Riding bicycles brings people together. It forms bonds. Bonds that can last for years, lifetimes, transcending distance and even a total lack of contact and communication. Friendships are forged through a common passion shared only through the medium of the internet, as we experience here on this very site. It’s a unique entity that has the power to bring total strangers from opposite sides of the world to a common ground, a ground to be rolled over on 23mm tyres, the only known denominator between the former strangers, now counted as good friends.
Travelling halfway across the planet to meet a dozen or more web/cycling geeks on hallowed turf is a pretty daunting task. All we know about each other is gleaned from words on a screen, an image of a lycra-clad body, and the ability to conform to a set of Rules that are nothing more than fashionista’s ticklist on two wheels. But the core element, the act of riding a bicycle for leisure, fun or more competitive pursuits, is what is at the heart of such an extreme undertaking. The Keepers Tour will no doubt forge even more new friendships, which will last a lifetime. At least the memories will.
When I first met Col, it was on a ten day training tour in Tasmania. We had crossed paths before, he being a customer of the shop I was working in, yet I’d never really ‘met’ him. Over the course of the tour, we rode over huge hills, through rain and cold, heat and dust, challenging each other up climbs and in town-sign sprints, and finished each day sharing our stories over cold beers. When we returned to our hometown, our friendship was consumated with more riding and more beers. While his bikes were covered in tape and string and dirt, his clothes mismatched, tattered and falling down, his pure love for the sport, our sport, was impossible to ignore. He was a Velominatus, long before the term was even thought of. Moreso, he was the catalyst, the blueprint, for what would later become known as The Rules.
Scotty was known to me a long time before we became friends, always at the head of the Masters fields at the MTB races, a name more than a face to me. He seemed almost untouchable, up at the pointy end while I hovered a little further back. As my racing nous was honed, I got closer to the front as he was probably winding his own efforts down a bit, and we got to scrapping during the racing and talking after it. He seemed like he was on the same wavelength too, with a similar twisted humour to that of myself and Col. While there are many like us who love to ride, only a few can connect off the bike, on a level that some may view as slightly off-kilter. It’s the difference between being a bike rider and a Velominatus.

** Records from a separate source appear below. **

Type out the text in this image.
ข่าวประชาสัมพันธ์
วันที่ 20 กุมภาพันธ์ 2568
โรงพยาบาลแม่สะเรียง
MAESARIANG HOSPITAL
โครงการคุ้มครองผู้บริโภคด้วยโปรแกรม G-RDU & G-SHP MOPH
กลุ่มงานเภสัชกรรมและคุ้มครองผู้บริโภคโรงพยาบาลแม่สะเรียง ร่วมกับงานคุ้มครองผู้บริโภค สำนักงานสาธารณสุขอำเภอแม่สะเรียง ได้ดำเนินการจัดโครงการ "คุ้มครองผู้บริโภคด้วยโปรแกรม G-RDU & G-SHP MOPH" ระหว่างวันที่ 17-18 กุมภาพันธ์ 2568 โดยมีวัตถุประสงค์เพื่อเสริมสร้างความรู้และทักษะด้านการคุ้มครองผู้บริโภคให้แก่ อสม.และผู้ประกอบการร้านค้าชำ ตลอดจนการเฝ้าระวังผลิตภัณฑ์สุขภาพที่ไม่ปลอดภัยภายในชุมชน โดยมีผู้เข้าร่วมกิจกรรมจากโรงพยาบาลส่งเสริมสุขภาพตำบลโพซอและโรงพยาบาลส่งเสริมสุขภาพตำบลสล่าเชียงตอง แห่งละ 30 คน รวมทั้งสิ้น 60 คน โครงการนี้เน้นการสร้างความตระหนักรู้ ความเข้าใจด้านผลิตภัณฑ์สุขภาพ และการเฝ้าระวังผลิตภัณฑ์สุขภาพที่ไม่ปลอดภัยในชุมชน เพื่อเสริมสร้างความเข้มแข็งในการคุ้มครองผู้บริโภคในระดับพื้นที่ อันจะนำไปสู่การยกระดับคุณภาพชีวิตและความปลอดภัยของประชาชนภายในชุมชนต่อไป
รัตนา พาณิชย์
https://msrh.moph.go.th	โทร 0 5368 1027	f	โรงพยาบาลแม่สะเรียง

El Ganso. The Goose. What can I say about one of my oldest and dearest friends? We’ve been mates for twenty years now, after meeting in a carpark in a forest at a mountain bike race in ’91. It was the music wafting from his car that got us talking, not the fact that we were going to be battling it out in the Novice class of the XC the next day. We would run into each other over the next year, always at races, but then we’d disappear from our respective radars. Not until 1995, at the World Cup race in Cairns, 2000km from our home, would we meet again. Steve picked me out in the crowd of thousands, and if he hadn’t then our lives would be so much different now. We travelled to Europe together, sharing some of the best moments of our lives, before he met another of my good friends and married and impregnated her (not necessarily in that order!). Our almost snobbish love of beer possibly exceeds our love of riding.
As I was back in Newcastle NSW for my first Xmas in my hometown for five years, catching up with as many of my friends as possible was always going to be a big ask. But these three are always on my list. We’d had a couple of off-road jaunts already when we decided that a road ride was in order. When I arrived at Col’s house to borrow one of his many steeds and start the ride, the sight of him and Scotty in their V-kit brought a smile to my face. We had ourselves a mini-Cogal! Of course Steve was there too, but was lacking The V-Kit but not lacking any Essence of V. The fact that Scotty and Col had ordered and bought their V-kit without my knowledge or help shows what kind of mates they are. They didn’t expect ‘mate’s rates’ or any favours, they just wanted to support their friend, be part of the community, and look stylish while laying down their usual helpings of Rule #5. It’s the best I’ve ever seen Col look!
The conditions were Rule #9, with steady rain for most of the ride. It wasn’t long before we were watching Scotty fix the first of the four punctures for the day, and each enforced stop was a chance to extend the good times, to talk crap and try out our bad jokes on each other. While we only rode around 60km, we were out for around four hours, with a nice long espresso break included. It was about more than just the bike. It was about what the bike had brought to us, how it had brought us together, and kept us together.
On return, Col’s lovely partner Kelly had prepared lunch for us, proffered beers and a hot shower. We chilled out and watched cricket and flicked through Col’s magazines, savouring the moment for as long as we could, knowing that we wouldn’t get to do this again for a good while.
I realise that it may be another eighteen months before I see these guys again, but I hope it won’t. If it is, then I know that they will still be the same great mates, the same good people, the same twisted nutters that I love. And we’ll still be riding bikes, drinking beer and having a load of fun doing it. Together.
Vive La Vie Velominatus.
*I have some videos, but this stupid site won’t let me upload them!